# CC Avy



## NikosCC (May 16, 2007)

Can someone re size this into a Avy for me pelase with a black border around it...


----------



## M.C (Jul 5, 2008)

I can resize it, but no clue how to put a border on it.


----------



## NikosCC (May 16, 2007)

Michael Carson said:


> I can resize it, but no clue how to put a border on it.

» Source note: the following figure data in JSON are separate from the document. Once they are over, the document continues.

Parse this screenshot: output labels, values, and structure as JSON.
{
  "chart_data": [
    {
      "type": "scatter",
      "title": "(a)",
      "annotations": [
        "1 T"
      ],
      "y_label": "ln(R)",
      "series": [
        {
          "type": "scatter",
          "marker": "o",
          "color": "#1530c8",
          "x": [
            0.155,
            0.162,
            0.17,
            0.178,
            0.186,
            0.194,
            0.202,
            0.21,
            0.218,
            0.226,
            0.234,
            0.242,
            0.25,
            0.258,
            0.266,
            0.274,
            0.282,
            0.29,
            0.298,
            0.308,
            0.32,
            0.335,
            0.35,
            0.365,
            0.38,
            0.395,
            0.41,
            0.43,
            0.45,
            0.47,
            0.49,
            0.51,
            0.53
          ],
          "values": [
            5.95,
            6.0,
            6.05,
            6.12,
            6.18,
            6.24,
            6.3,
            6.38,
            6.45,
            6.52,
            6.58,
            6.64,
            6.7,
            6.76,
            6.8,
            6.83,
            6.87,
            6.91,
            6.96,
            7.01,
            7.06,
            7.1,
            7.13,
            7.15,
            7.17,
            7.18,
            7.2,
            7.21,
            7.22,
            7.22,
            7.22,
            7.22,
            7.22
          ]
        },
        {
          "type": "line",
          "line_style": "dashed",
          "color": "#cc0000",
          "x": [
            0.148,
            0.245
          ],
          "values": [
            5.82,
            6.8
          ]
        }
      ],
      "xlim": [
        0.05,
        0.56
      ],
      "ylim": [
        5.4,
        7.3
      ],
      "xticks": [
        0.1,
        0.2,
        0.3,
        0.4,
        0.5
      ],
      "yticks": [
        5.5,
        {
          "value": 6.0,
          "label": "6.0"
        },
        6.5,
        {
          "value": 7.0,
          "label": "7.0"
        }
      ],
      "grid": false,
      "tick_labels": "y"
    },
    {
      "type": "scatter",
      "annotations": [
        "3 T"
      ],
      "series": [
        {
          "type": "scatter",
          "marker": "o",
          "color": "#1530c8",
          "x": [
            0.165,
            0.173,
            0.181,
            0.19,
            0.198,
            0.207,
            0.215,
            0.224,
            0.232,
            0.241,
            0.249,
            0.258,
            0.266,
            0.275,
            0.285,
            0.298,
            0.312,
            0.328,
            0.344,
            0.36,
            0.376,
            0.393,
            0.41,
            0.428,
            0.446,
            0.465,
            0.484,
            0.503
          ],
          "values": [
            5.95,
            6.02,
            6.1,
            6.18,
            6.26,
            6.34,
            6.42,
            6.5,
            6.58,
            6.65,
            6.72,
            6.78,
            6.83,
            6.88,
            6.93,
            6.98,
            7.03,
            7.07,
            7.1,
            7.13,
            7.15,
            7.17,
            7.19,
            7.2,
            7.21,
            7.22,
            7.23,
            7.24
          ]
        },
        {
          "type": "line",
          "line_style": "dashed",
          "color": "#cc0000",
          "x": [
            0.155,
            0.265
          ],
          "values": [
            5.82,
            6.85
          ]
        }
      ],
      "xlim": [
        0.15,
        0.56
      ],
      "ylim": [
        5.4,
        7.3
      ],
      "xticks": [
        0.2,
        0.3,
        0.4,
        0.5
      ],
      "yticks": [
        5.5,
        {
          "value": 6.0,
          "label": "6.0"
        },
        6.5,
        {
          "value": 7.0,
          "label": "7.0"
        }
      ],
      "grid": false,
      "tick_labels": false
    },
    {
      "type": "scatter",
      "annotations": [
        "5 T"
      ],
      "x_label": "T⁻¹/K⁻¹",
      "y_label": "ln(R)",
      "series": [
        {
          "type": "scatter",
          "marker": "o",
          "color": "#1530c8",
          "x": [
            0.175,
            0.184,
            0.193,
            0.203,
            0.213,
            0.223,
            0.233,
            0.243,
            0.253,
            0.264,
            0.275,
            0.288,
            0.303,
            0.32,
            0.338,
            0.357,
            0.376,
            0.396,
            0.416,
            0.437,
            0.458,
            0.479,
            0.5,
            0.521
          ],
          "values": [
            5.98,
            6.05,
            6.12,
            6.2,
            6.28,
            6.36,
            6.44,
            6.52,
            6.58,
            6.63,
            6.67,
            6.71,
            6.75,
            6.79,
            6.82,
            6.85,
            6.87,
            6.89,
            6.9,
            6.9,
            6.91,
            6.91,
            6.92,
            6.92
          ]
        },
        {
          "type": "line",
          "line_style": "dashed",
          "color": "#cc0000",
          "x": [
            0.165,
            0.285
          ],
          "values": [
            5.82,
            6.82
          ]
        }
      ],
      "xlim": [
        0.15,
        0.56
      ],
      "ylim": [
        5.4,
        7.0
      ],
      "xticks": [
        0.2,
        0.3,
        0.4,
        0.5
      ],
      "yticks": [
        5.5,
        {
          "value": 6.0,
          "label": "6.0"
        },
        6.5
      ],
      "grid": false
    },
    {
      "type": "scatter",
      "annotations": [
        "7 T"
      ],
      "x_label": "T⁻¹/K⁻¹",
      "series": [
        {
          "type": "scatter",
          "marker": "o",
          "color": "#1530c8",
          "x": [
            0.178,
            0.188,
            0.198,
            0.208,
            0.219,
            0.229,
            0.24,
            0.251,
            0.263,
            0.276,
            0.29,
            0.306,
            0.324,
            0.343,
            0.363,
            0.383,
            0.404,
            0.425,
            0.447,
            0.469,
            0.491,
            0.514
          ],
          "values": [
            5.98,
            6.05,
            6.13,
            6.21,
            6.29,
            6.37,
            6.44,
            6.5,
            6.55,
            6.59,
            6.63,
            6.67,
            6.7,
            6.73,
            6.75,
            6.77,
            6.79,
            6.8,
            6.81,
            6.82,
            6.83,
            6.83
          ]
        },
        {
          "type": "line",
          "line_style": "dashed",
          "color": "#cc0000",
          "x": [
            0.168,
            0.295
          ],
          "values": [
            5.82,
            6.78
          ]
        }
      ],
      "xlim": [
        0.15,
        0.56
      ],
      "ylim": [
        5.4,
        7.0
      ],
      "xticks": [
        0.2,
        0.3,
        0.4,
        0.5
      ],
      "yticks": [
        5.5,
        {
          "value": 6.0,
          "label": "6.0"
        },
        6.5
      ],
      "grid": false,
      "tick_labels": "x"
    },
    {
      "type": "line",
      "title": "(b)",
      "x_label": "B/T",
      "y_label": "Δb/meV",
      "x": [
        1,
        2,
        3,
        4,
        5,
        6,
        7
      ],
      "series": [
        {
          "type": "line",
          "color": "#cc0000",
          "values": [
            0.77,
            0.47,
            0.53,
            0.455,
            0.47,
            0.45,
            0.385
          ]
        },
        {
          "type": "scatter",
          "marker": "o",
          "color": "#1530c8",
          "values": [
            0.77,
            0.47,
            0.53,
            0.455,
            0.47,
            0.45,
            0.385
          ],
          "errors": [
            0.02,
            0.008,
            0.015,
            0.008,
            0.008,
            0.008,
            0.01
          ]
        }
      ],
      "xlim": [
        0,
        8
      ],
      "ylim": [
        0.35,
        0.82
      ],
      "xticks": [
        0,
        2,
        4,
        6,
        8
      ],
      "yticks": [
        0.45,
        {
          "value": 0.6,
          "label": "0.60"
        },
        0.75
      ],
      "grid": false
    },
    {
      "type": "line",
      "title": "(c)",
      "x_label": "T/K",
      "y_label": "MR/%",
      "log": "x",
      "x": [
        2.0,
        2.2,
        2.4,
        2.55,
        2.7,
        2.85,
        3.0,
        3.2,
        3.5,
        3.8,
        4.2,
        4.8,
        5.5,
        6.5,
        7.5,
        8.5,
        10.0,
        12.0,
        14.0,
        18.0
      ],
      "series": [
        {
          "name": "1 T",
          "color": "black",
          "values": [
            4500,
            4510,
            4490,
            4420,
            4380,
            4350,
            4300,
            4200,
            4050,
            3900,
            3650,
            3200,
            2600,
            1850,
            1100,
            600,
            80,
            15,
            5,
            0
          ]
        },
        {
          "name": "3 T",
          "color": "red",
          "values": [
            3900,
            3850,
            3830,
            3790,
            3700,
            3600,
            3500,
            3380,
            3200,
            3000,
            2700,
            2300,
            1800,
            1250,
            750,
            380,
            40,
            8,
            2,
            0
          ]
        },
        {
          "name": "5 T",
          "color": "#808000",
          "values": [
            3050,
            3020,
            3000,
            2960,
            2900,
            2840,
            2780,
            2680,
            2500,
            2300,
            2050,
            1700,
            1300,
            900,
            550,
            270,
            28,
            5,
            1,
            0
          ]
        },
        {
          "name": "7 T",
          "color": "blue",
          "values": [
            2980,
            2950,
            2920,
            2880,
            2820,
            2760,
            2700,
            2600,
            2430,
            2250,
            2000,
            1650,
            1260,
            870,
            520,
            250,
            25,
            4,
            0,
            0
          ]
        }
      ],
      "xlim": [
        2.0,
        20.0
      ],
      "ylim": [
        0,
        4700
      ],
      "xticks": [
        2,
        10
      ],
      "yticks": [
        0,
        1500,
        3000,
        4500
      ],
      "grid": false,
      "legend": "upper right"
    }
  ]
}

1)Can u re size it wider it looks a bit stretched out tall wise..
2) im a bigger Scrubs fan so you calm down haha


----------



## M.C (Jul 5, 2008)

Took a while, sorry, been busy.

No one is more of a Scrubs fan than myself, I'm afraid.


----------



## NikosCC (May 16, 2007)

Michael Carson said:


> Took a while, sorry, been busy.
> 
> No one is more of a Scrubs fan than myself, I'm afraid.


haha i dunno man.. i can prob do better in a trivia then u ahah


----------



## Intermission (Oct 1, 2009)

Its okay because no one is a bigger Dexter fan then me.


----------



## M.C (Jul 5, 2008)

NikosCC said:


> haha i dunno man.. i can prob do better in a trivia then u ahah


Lol, nah man, I can 100% Scrubs on trivia.

Also, never watched Dexter.


----------



## Intermission (Oct 1, 2009)

Michael Carson said:


> Also, never watched Dexter.


Whhhhhhhhhhhhhhhhhhhhhhaaaaaaaaaaaaaaaaaaaaaaaaaaaaaaaaaaatttttttttttttttttttt?


----------



## M.C (Jul 5, 2008)

Yeah, never seen it.

Not even sure what it's about.


----------



## dudeabides (Sep 30, 2008)

Michael Carson said:


> Lol, nah man, I can 100% Scrubs on trivia.


Did you guys ever settle that?


----------